Via Gelman's blog I found this statement by Matthew Continetti:
"In their new book, "Rich States, Poor States," Arthur Laffer, Stephen Moore and Jonathan Williams rank all 50 states based on economic performance over the last decade. Seven out of the 10 best performing are right-to-work states. Eight of the 10 worst performing are not."
I happen to have a longer-term graph handy. Each two-letter abbreviation is a state. The X axis is per capita personal income in 1929, converted to a Z score (subtracting the mean and dividing by the standard deviation). The Y axis is the same data for 2007.
The main thing one is struck by is how similar the income structures are. Across 70 years, the richer states are generally still richer and the poorer states still poorer.
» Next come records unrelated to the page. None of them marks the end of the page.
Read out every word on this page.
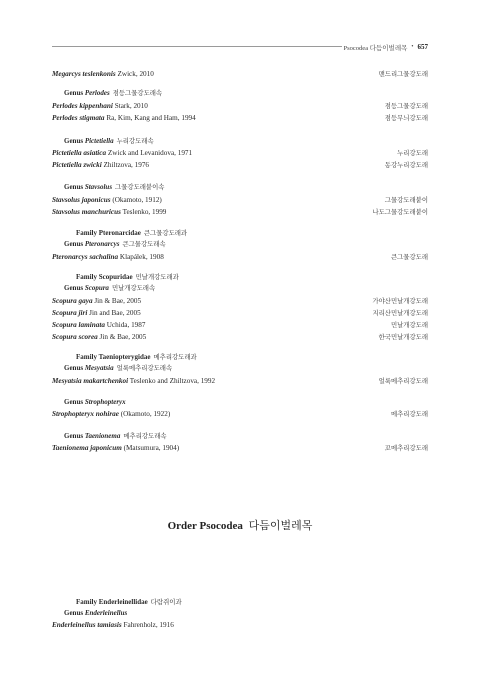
Psocodea 다듬이벌레목 • 657
Megarcys teslenkonis Zwick, 2010	맨드리그물강도래
Genus Perlodes 점등그물강도래속
Perlodes kippenhani Stark, 2010	점등그물강도래
Perlodes stigmata Ra, Kim, Kang and Ham, 1994	점등무늬강도래
Genus Pictetiella 누리강도래속
Pictetiella asiatica Zwick and Levanidova, 1971	누리강도래
Pictetiella zwicki Zhiltzova, 1976	동강누리강도래
Genus Stavsolus 그물강도래붙이속
Stavsolus japonicus (Okamoto, 1912)	그물강도래붙이
Stavsolus manchuricus Teslenko, 1999	나도그물강도래붙이
Family Pteronarcidae 큰그물강도래과
Genus Pteronarcys 큰그물강도래속
Pteronarcys sachalina Klapálek, 1908	큰그물강도래
Family Scopuridae 민날개강도래과
Genus Scopura 민날개강도래속
Scopura gaya Jin & Bae, 2005	가야산민날개강도래
Scopura jiri Jin and Bae, 2005	지리산민날개강도래
Scopura laminata Uchida, 1987	민날개강도래
Scopura scorea Jin & Bae, 2005	한국민날개강도래
Family Taeniopterygidae 메추리강도래과
Genus Mesyatsia 얼룩메추리강도래속
Mesyatsia makartchenkoi Teslenko and Zhiltzova, 1992	얼룩메추리강도래
Genus Strophopteryx
Strophopteryx nohirae (Okamoto, 1922)	메추리강도래
Genus Taenionema 메추리강도래속
Taenionema japonicum (Matsumura, 1904)	꼬메추리강도래
Family Enderleinellidae 다람쥐이과
Genus Enderleinellus
Enderleinellus tamiasis Fahrenholz, 1916
Order Psocodea 다듬이벌레목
The exceptions are also interesting. There are five states that used to be above average, and are now below. This is the lower right quadrant. Four are rust belt states with substantial automobile manufacturing dependence (MI, OH, WI, MO). The other is Oregon (OR).
There are two states in the upper left quadrant: Virginia, which has benefitted from the expansion of the federal government in the DC suburbs, and Florida, which as become a big retirement destination.
So, the longer-term exceptions seem more related to the rise and fall of particular industries (and maybe the widespread adoption of air conditioning) than right to work laws.